Por acabar, resulta fundamental hablar de que estas compañías forman parte de una industria tecnológica que, por un lado, se alimenta del conflicto y, por otro, se sostiene sobre la desigualdad. En el primer informe de AlgoRace, “Una introducción a la IA y la discriminación algorítmica para movimientos sociales”, señalamos la prevalencia de una lógica colonial entre el Norte y el Sur global en la que operan estas compañías y que, entre otras cosas, se observa en la explotación de recursos materiales y humanos de lo que hasta hace poco fueron colonias europeas. La industria tecnológica no se entiende sin minerales como el cobalto extraído de República Democrática del Congo, cuyo comercio ha sumido a este país africano desde hace décadas en guerras civiles, desigualdad y una violencia constante. Tampoco se puede entender la existencia de estas compañías sin los moderadores de contenido, personas contratadas en países africanos en condiciones extremas, con salarios y jornadas laborales que aquí no aceptaríamos. Sin olvidar, que muchos de los residuos generados por lo que llamamos “revolución tecnológica” acaban en África generando un enorme impacto medioambiental.

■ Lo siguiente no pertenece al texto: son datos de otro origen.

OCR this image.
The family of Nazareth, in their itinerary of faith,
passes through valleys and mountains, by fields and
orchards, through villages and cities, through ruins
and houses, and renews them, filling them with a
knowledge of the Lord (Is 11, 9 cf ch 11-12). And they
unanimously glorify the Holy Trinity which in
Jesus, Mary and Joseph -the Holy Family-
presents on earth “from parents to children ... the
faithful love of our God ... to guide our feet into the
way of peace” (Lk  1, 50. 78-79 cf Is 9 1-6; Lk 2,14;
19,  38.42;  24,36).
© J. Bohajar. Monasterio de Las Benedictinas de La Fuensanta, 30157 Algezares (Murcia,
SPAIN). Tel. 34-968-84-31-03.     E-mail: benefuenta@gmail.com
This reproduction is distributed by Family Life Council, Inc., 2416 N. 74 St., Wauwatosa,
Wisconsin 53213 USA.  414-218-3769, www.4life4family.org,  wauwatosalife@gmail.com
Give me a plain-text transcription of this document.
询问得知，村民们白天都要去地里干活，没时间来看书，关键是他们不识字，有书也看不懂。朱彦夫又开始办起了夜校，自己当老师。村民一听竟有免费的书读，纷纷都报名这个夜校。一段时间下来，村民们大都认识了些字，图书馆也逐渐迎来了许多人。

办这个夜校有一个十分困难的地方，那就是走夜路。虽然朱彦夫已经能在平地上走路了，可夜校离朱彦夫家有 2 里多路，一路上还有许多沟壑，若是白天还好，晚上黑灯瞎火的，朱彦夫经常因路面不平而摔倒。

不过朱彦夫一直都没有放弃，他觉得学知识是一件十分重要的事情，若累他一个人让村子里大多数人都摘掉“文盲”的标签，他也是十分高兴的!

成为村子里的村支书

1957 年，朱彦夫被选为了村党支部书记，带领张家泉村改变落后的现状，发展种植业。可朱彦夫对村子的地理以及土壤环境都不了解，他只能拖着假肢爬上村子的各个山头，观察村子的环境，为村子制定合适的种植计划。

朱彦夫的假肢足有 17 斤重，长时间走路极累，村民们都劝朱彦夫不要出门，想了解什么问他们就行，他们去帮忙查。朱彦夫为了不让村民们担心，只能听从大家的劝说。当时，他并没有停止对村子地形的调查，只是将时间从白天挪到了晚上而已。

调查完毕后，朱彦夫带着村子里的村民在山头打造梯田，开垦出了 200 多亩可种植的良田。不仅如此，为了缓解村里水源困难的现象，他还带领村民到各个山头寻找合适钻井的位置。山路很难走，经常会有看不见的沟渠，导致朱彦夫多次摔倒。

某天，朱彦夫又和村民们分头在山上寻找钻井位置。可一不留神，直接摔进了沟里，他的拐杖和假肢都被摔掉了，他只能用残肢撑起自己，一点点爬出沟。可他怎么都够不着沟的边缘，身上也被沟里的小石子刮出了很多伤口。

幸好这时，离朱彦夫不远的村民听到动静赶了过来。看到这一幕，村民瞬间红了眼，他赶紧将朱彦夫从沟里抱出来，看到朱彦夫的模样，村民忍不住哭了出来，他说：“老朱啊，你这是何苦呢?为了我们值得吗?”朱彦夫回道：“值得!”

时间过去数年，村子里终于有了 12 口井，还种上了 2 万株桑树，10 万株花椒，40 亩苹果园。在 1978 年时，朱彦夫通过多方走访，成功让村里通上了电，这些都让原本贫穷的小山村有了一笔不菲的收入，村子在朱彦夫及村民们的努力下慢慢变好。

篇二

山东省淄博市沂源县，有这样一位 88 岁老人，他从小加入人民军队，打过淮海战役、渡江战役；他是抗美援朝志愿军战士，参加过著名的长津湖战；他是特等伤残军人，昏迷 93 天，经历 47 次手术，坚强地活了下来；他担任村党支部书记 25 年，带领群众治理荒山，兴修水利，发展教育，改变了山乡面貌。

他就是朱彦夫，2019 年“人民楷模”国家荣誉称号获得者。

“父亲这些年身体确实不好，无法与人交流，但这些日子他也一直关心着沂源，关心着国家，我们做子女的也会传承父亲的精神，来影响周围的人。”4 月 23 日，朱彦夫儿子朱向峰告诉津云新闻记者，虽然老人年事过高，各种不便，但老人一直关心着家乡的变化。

Resulta indispensable que los análisis sobre el funcionamiento y el impacto de las RRSS tenga en cuenta todas estas derivadas. Al mismo tiempo, debemos conectar y aprender de las iniciativas sociales que surgen en respuesta y que van en contra de la lógica dominante del uso de la IA y los algoritmos en pro de la eficiencia económica, la productividad y la reducción de costes. Al contrario, la respuesta social debe garantizar el sustento y los derechos de los y las trabajadoras. Algunas de estas respuestas las encontramos en el Estado español, como es el caso de los Riders x Derechos, pero también hay referentes internacionales como el Sindicato Africano de Moderadores de Contenidos conformado por cientos de trabajadores que realizan tareas con sistemas de IA para Facebook, TikTok o ChatGPT. Compañías con un enorme poder y una enorme capacidad de imponer sus intereses a los Estados donde operan, algo que desde AlgoRace hemos visto en la tramitación de la AI Act, el reglamento que regulará el funcionamiento de la IA en la UE. Por ello, cuando exijamos la puesta en marcha de mecanismos de supervisión de estos espacios, así como de transparencia algorítmica y de rendición de cuentas, debemos hacerlo sin caer tecnosolucionismos, pero también siendo conscientes que la elaboración de los marcos regulatorios no puede ser una tarea que se deje únicamente en manos de la política partidista.